Technology gives us a wealth of information at our fingertips and there’s very little you can’t find with a quick Google search. This is true in the fitness industry, but sometimes it’s difficult to find the right information amongst a sea of misinformation and content that at first glance seems like it’s trying to help you but in the end turns out to be a promotion.
The best advice can sometimes be the simplest and it’s always worth being cautious when the advice you see recommends sweeping changes before knowing anything about you or your lifestyle. In your fitness journey, remember that no two people will achieve the same result from the same actions, and there’s always an element of personalisation.
There are some fantastic tools online that provide recommendations or a framework around which you can build your plan. Here are some that have been around for a while and tend to attract good reviews all round:
Find the link to the app download here: https://www.myfitnesspal.com/
MyFitnessPal is a smartphone app that’s well known amongst people who work out, run and even those who are just taking a closer look at their diet and nutrition.

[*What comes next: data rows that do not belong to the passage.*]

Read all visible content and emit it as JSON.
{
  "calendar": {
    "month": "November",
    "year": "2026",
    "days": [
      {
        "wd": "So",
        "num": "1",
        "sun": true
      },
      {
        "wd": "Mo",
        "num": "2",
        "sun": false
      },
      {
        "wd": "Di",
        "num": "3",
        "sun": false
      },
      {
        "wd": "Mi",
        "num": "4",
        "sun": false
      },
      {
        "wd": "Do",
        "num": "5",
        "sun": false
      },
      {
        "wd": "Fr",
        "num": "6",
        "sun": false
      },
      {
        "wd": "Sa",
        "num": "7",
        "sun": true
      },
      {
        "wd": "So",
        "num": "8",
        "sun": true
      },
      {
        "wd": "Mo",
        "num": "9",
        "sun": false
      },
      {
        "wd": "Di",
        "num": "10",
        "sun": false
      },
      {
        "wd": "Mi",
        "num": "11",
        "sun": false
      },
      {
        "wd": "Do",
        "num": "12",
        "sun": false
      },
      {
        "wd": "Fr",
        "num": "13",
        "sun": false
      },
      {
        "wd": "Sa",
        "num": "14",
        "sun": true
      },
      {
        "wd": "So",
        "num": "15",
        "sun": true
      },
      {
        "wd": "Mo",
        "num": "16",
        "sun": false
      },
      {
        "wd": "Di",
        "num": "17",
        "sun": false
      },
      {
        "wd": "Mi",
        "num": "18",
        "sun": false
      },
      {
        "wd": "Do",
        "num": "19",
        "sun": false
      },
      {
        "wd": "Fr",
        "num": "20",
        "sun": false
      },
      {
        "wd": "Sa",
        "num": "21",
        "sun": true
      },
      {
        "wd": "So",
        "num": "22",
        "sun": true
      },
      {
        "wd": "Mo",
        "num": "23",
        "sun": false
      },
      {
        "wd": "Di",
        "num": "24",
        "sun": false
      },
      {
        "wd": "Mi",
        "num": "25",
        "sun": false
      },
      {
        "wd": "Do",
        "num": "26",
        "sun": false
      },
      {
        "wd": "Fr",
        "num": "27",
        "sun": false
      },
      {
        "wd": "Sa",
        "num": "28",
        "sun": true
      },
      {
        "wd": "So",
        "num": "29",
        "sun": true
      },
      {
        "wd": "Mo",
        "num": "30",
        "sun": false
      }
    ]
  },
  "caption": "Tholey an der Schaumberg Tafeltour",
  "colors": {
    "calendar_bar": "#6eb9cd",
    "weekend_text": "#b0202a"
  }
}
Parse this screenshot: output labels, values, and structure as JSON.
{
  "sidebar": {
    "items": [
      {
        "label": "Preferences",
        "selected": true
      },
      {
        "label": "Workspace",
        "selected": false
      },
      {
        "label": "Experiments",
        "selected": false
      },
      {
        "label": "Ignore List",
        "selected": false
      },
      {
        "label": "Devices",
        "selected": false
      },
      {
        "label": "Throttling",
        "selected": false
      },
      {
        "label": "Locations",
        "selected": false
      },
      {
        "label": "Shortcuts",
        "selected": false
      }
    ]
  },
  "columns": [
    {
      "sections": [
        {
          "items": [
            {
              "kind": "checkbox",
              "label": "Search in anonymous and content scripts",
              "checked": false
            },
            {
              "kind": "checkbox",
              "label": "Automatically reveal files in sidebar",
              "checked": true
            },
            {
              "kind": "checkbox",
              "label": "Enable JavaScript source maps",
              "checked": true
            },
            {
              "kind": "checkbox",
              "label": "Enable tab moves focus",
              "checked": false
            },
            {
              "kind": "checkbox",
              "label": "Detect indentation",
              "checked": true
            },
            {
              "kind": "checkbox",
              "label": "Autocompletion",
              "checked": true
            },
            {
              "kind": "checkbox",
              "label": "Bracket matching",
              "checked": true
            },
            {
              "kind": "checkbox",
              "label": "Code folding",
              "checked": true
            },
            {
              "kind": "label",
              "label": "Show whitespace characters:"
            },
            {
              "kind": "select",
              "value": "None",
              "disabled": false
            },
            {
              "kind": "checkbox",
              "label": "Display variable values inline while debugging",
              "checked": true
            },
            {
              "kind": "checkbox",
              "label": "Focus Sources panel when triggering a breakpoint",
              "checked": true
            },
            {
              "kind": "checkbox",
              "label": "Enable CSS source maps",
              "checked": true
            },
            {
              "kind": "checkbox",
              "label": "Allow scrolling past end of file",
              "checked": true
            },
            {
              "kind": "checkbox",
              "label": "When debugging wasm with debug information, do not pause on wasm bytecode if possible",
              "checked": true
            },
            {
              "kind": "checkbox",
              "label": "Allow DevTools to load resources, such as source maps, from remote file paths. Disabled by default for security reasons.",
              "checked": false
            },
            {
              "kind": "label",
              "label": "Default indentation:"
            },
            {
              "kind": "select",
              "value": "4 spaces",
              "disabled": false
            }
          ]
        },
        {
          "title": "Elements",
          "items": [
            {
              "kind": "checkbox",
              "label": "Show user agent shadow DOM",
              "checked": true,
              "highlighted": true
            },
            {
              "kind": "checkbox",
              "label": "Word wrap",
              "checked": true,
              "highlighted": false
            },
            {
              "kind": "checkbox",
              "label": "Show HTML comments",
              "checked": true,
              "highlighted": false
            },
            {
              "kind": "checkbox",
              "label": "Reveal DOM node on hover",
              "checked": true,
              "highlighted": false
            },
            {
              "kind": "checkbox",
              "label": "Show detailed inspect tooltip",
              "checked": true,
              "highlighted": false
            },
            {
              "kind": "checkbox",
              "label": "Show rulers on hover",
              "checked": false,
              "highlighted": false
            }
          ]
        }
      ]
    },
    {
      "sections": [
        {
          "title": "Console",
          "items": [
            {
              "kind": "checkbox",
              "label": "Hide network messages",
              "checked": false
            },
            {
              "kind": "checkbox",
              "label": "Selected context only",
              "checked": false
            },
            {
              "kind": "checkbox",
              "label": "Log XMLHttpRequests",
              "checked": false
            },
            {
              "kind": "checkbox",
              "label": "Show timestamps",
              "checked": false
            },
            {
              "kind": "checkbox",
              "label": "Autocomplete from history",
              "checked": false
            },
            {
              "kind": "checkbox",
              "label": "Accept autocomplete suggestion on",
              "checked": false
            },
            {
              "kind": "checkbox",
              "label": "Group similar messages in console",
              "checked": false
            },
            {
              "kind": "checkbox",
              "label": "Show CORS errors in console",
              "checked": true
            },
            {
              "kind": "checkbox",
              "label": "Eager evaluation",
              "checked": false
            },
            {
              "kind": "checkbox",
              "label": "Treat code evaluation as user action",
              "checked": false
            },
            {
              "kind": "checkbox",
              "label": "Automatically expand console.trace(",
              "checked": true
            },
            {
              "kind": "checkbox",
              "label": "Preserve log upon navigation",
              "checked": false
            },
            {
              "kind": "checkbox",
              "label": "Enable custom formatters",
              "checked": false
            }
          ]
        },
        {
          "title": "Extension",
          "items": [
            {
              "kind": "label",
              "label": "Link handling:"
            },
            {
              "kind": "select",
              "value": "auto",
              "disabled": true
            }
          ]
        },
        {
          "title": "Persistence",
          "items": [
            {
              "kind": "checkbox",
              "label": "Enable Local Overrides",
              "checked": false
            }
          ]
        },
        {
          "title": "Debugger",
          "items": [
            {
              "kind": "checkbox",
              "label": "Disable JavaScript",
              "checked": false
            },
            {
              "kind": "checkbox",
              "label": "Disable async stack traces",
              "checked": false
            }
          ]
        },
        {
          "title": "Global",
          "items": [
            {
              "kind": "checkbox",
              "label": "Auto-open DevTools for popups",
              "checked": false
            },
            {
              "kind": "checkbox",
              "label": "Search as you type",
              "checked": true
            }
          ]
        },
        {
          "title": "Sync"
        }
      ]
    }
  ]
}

You can use this app to track calories, set goals, log exercise time and then look back at the data to discover patterns. This gives you the chance to really look closely at how your actual behaviour matches how you think you’re doing. One of the main reasons people are disappointed whilst trying to lose weight comes from tracking their food intake incorrectly and underestimating calorie intake.
A few biscuits at lunchtime are easily forgotten without any routine food tracking, but when they’re part of your daily total, they’ll easily explain why when you step on the scales the number hasn’t moved.
2. Couch to 5K
If you think running may be for you, the NHS support a programme known as Couch to 5K. The idea is simple in that you start with the assumption that you have zero running experience and nine weeks later, you’re able to run a full five kilometres (just over three miles). The relevance of five kilometres is that it’s considered amongst adult runners to be your first running milestone and is simultaneously achievable with some work but also impressive.
It’s all provided in podcast format so you can listen to the instructions as you’re doing it.
At the start, you’re introduced to running a short distance with brief bursts of running, alongside longer periods of walking which is a great way to ease yourself, and your body into running.
Over the weeks, the balance will shift to more running and with some commitment and undoubtedly sore calf muscles, you’ll run a 5K from start to finish.
…and you can say so on your social media!
3. Eat This Much
Find it here: https://www.eatthismuch.com/
When changing your diet and committing to a new, ‘healthy’ lifestyle, you may find that you need some guidance as to what this actually looks like on your plate. This website takes your calorie goals, spreads them across the number of meals you want to eat and then provides meal ideas that fit.
There’s an unfair assumption that eating properly means giving up ‘nice’ food, but this never actually has to be the case. Whilst a leafy salad for lunch is a bit of a cliché, there are many people who reach their goals that would tell you they’re as anti-salad as the next person and even the occasional burger and chips doesn’t stop them maintaining a lean physique.
This tool will introduce you to new flavours and ingredient combinations that you may have never seen before, and certainly, you’ll encounter ‘healthier’ alternatives to meal components that may have historically been responsible in part for you not quite hitting those goals.
4. Les Mills – Fitness Classes
Find it here: https://www.lesmills.com/uk/
Les Mills Fitness is a subscription-based video exercise programme that you can dip into at your own pace. Its popularity is growing and so too are the video options for training. The programmes feature a range of exercise styles that draw upon movements found in popular fitness activities. A perfect example is Les Mills BODYCOMBAT, which features routines from popular martial arts techniques.
The videos are well-produced and all movements are demonstrated clearly with a continuous stream of instructions and encouragement to suit people of all fitness levels. You’ll also find introductory videos that show you which movements you should become comfortable with before stepping into a full workout, great for those who are new to the programme.
This is a great idea for a home gym environment and the classes be viewed on most smart TVs, tablets and smartphones any time or day and night.
This is an ideal way to enhance your subscription and take full advantage of the health benefits of weight training.
5. Online Forums – But you’ll have to find one that suits you.
There are countless fitness and exercise forums that essentially allow you to watch conversations unfold and expose yourself to both sides of an argument. From this, you can decide for yourself which piece of advice makes the most sense and adapt the answer to your needs.
You can also ask a question yourself and watch the answers and disagreements develop, which is surprisingly useful, as many different personal experiences are shared alongside examples of where the science and reality have matched up.
Of course, there’s a lot of anecdotal rather than science-backed evidence presented which may not be useful, but this is often made clear by other forum members.
In short, it’s certainly worth getting involved and you’d be surprised how much new technique and terminology you’ll come across in just a few hours.